Monsieur Clapeau stared indecisively at his wife’s downturned, joyless face, then murmured toward the Cheffe, “Very nice, very nice,” and he who hadn’t gleaned from the Cheffe’s new aplomb what an influence that sixteen-year-old girl would henceforth have in their lives now glimpsed it in Madame Clapeau’s alarm, but he was already conquered, they were both of them conquered, and in a sort of horror and resentment they were enslaved, and they consented to it.
Nervous but still breezy, he added: “So you knew how I love cromesquis?”
Madame Clapeau gave him what seemed to the Cheffe a look of slightly sickened surprise, but also of distant pity, they were prisoners and he was trying to cozy up to the girl; did he think he was goin
g to come to some understanding with the pines, with the girl, with the forces that now possessed them?
The girl had lived with them, beside them, and now she was in them.
They had to consent to that with a modicum of dignity.
The Cheffe spared Monsieur Clapeau the awkwardness of an answer, she slipped away to the kitchen, where, shaken by a delight she’d never known before, pitiless, almost cruel, she opened the little window and craned her neck to press her forehead against the big pine tree’s bark, the pine kept silent but the Cheffe wasn’t expecting anything from it, there was, she thought with a cool brazenness, nothing it could teach her that she didn’t know already, whatever she was thinking the pine kept silent, the bark scraped her forehead.
What the Clapeaus would have been drinking?
Yes, I can tell you that, they’d brought their wine from Marmande.
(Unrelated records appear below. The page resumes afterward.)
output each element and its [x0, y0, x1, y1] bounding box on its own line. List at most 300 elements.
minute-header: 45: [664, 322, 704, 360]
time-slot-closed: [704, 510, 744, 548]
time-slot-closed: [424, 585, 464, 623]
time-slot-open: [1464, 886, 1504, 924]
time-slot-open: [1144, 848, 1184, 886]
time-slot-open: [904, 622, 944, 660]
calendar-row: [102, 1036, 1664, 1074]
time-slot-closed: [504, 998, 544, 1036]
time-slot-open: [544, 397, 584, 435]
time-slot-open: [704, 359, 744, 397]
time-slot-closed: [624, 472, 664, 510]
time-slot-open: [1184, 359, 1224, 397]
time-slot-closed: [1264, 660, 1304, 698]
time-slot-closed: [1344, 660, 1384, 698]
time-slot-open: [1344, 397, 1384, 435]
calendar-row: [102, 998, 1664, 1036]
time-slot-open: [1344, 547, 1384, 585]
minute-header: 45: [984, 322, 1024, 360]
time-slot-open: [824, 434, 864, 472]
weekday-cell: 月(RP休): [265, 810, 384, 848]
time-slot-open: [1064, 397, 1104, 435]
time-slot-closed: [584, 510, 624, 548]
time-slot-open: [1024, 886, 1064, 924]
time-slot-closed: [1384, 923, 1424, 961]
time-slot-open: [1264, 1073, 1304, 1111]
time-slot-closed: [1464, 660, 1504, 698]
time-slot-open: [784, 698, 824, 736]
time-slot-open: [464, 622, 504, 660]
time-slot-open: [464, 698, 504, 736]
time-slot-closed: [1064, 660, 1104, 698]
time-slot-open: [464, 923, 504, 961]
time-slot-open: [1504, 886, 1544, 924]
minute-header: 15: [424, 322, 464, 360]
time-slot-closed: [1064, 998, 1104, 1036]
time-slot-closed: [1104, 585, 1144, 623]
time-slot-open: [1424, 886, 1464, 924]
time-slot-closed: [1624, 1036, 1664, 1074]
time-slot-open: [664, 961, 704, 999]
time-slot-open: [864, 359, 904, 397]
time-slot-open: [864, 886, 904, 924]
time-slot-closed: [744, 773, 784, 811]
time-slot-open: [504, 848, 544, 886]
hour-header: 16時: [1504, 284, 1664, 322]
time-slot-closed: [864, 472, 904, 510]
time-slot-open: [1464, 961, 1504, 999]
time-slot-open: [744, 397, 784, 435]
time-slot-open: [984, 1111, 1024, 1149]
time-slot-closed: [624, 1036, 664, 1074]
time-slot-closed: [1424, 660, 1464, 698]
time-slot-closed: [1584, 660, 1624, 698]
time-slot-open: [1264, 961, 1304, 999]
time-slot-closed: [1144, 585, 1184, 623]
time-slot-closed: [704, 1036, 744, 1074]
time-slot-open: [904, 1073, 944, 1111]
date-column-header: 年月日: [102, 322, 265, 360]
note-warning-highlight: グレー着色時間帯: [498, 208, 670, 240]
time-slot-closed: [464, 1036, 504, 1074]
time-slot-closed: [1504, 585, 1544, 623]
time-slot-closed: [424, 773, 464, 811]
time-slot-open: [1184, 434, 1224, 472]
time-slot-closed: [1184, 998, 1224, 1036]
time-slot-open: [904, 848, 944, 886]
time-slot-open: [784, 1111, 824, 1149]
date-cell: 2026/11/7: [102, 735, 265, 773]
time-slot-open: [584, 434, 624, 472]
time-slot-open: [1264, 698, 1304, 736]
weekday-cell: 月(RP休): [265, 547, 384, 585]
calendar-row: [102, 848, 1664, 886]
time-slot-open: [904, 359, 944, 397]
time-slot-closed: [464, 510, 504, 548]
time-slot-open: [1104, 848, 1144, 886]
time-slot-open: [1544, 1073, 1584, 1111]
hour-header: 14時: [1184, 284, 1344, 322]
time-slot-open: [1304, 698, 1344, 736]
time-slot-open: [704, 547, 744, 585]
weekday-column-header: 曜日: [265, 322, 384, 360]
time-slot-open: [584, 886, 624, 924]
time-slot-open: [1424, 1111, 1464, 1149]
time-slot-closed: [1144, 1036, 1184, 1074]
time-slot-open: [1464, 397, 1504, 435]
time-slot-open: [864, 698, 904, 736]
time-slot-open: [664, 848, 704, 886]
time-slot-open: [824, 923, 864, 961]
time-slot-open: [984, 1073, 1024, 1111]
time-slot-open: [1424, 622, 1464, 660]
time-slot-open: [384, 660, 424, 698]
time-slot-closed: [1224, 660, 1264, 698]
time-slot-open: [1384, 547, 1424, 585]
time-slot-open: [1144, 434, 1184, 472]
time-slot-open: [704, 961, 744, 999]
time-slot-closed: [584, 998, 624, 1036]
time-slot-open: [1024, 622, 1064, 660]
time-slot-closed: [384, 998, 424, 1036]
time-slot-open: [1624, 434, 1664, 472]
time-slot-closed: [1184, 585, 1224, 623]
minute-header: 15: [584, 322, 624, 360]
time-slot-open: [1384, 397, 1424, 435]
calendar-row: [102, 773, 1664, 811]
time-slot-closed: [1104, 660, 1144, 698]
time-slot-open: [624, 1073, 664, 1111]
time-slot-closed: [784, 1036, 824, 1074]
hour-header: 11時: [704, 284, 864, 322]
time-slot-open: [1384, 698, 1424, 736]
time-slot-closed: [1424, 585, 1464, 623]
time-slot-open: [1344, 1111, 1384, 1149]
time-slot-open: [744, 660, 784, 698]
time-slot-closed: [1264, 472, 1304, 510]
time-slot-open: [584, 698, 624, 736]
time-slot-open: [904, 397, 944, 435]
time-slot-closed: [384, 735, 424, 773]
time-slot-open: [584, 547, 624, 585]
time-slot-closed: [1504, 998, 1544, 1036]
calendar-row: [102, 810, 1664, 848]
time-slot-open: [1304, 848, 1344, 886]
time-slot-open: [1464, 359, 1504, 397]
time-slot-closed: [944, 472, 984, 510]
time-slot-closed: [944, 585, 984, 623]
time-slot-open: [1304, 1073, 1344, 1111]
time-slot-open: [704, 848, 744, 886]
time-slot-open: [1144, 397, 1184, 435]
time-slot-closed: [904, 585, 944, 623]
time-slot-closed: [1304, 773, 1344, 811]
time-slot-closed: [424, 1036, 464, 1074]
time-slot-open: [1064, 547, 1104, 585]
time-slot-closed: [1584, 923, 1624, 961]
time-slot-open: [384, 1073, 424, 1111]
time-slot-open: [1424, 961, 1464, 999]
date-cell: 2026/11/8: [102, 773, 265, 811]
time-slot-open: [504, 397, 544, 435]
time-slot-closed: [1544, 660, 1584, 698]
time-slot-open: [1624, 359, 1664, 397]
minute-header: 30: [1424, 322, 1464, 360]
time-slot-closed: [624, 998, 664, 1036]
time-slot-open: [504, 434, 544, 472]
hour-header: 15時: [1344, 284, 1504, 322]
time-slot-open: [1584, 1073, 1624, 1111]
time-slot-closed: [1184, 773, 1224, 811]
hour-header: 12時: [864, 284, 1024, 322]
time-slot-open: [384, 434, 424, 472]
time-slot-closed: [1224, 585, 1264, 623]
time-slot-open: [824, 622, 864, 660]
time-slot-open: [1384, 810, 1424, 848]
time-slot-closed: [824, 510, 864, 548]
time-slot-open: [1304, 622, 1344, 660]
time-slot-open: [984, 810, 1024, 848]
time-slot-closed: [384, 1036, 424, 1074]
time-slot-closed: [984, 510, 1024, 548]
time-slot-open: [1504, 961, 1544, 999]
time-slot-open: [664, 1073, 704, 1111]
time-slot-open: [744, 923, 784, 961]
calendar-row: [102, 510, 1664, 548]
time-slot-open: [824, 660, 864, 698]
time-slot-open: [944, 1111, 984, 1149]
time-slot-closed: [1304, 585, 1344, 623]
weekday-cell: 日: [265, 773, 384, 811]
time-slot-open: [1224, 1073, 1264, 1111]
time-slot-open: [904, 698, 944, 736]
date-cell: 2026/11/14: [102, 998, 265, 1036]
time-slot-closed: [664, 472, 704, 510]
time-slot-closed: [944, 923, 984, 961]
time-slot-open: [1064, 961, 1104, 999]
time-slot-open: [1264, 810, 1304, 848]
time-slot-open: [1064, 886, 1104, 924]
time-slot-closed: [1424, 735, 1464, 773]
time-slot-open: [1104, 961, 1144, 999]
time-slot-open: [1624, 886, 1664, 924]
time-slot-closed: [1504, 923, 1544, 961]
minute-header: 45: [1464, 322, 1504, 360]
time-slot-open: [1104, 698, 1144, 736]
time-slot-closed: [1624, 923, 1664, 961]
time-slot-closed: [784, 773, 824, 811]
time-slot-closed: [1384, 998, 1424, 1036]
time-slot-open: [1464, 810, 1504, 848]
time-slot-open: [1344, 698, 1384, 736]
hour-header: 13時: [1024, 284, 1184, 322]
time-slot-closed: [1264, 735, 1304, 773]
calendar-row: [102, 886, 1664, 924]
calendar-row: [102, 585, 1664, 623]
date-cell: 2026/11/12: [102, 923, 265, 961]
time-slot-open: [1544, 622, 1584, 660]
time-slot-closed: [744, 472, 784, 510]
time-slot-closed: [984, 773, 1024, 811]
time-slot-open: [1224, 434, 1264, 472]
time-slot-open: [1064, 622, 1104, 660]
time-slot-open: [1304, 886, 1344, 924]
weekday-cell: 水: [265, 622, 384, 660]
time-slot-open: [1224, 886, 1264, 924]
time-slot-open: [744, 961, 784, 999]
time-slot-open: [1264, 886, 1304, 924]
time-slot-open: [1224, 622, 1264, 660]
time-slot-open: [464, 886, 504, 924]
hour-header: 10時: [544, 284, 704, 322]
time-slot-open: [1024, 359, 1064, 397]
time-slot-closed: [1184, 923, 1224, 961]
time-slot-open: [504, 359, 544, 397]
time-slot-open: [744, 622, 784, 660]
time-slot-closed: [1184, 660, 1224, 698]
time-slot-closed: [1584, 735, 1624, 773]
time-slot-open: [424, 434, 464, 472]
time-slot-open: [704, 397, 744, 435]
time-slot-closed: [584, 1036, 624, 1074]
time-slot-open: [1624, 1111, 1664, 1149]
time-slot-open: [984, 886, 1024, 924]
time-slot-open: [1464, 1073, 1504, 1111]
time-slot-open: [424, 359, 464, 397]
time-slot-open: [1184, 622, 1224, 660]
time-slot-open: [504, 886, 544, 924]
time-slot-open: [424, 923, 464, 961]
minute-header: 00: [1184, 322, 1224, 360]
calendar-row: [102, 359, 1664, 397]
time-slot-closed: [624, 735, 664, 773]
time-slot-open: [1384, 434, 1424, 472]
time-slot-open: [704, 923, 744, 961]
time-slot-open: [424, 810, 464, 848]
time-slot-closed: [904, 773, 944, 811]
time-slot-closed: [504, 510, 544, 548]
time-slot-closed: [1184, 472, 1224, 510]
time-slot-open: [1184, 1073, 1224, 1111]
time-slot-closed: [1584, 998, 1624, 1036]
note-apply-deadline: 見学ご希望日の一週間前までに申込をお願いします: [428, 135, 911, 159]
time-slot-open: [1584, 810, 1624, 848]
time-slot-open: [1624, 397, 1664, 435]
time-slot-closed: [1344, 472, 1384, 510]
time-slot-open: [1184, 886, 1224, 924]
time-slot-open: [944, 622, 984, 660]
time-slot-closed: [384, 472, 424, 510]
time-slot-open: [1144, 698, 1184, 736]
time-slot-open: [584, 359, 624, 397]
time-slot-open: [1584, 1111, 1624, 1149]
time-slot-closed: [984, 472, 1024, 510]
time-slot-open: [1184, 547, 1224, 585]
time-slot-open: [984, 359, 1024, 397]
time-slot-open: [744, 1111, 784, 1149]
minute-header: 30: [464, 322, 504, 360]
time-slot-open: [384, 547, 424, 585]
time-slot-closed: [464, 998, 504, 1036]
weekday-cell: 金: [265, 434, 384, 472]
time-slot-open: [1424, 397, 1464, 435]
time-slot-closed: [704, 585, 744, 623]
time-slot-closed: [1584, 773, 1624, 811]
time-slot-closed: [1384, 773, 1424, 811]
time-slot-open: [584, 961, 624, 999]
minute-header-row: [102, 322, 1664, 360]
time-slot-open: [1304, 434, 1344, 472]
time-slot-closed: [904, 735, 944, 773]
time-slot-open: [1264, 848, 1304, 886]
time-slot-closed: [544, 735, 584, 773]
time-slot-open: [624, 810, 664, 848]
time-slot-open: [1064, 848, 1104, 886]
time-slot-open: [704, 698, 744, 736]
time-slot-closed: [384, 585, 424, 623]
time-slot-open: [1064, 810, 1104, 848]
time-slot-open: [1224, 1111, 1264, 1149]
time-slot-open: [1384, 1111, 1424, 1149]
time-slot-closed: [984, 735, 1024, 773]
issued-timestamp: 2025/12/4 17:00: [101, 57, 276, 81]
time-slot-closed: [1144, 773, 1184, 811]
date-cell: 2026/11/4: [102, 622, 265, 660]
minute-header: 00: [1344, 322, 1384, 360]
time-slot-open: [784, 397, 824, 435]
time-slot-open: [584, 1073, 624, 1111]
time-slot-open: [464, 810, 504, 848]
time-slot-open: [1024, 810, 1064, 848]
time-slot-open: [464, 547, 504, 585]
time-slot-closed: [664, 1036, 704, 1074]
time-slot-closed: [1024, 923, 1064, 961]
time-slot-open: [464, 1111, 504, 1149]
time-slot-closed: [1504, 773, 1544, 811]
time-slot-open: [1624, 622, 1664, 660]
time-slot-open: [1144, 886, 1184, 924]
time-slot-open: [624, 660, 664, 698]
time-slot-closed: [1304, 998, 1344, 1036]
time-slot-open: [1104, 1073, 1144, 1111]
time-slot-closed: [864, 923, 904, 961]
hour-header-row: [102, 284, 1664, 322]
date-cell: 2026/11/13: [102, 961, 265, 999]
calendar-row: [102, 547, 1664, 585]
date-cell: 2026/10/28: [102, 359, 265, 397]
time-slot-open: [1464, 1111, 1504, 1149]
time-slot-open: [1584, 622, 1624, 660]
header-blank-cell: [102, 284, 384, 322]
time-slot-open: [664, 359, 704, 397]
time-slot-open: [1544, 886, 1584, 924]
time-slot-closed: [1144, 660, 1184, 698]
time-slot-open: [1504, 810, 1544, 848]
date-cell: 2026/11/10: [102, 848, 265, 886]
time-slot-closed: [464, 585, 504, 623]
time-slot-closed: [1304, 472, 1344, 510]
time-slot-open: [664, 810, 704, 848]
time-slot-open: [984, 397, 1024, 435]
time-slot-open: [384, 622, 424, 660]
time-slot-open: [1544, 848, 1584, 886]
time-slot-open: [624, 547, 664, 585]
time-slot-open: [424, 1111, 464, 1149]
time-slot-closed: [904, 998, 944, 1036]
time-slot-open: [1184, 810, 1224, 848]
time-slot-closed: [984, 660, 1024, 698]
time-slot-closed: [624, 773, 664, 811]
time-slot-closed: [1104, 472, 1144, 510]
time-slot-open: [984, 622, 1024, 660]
They drank only red, always the same, Château Léhoul, a Graves, they claimed white gave them bad dreams.
I think they were afraid of adding another passion to their passion for cuisine, and so, knowing themselves, restraining themselves in that area because doing so brought them no great frustration, they’d long before resolved never to devote another thought to wine, and above all not to let themselves be invaded by a curiosity about wine, a taste for wine, they’d settled once and for all on that fine Léhoul and forgotten everything else.
The last act of that first dinner at the house in the Landes, although the Cheffe passed over it quickly, finding nothing worth noting in it (but I’d learned to mistrust her shows of dismissiveness when she was trying to distract me from some very particular point, even if, as a matter of integrity, she wasn’t overtly ruling out speaking of it someday, how well I knew every oscillation of her cherished face!), was, I believe, marked by the Clapeaus’ instinctive determination to give themselves at least a little freedom within the boundaries of their submission, and so a way out of the dumbstruck astonishment, ever so slightly tempered by fright, that they’d been plunged into by the revelation (and their unavoidable, awed acceptance) of the girl’s authority, her investiture, that’s what they’d wanted, and without knowing it what they’d feared; who could ever aspire to feel suddenly small and needy?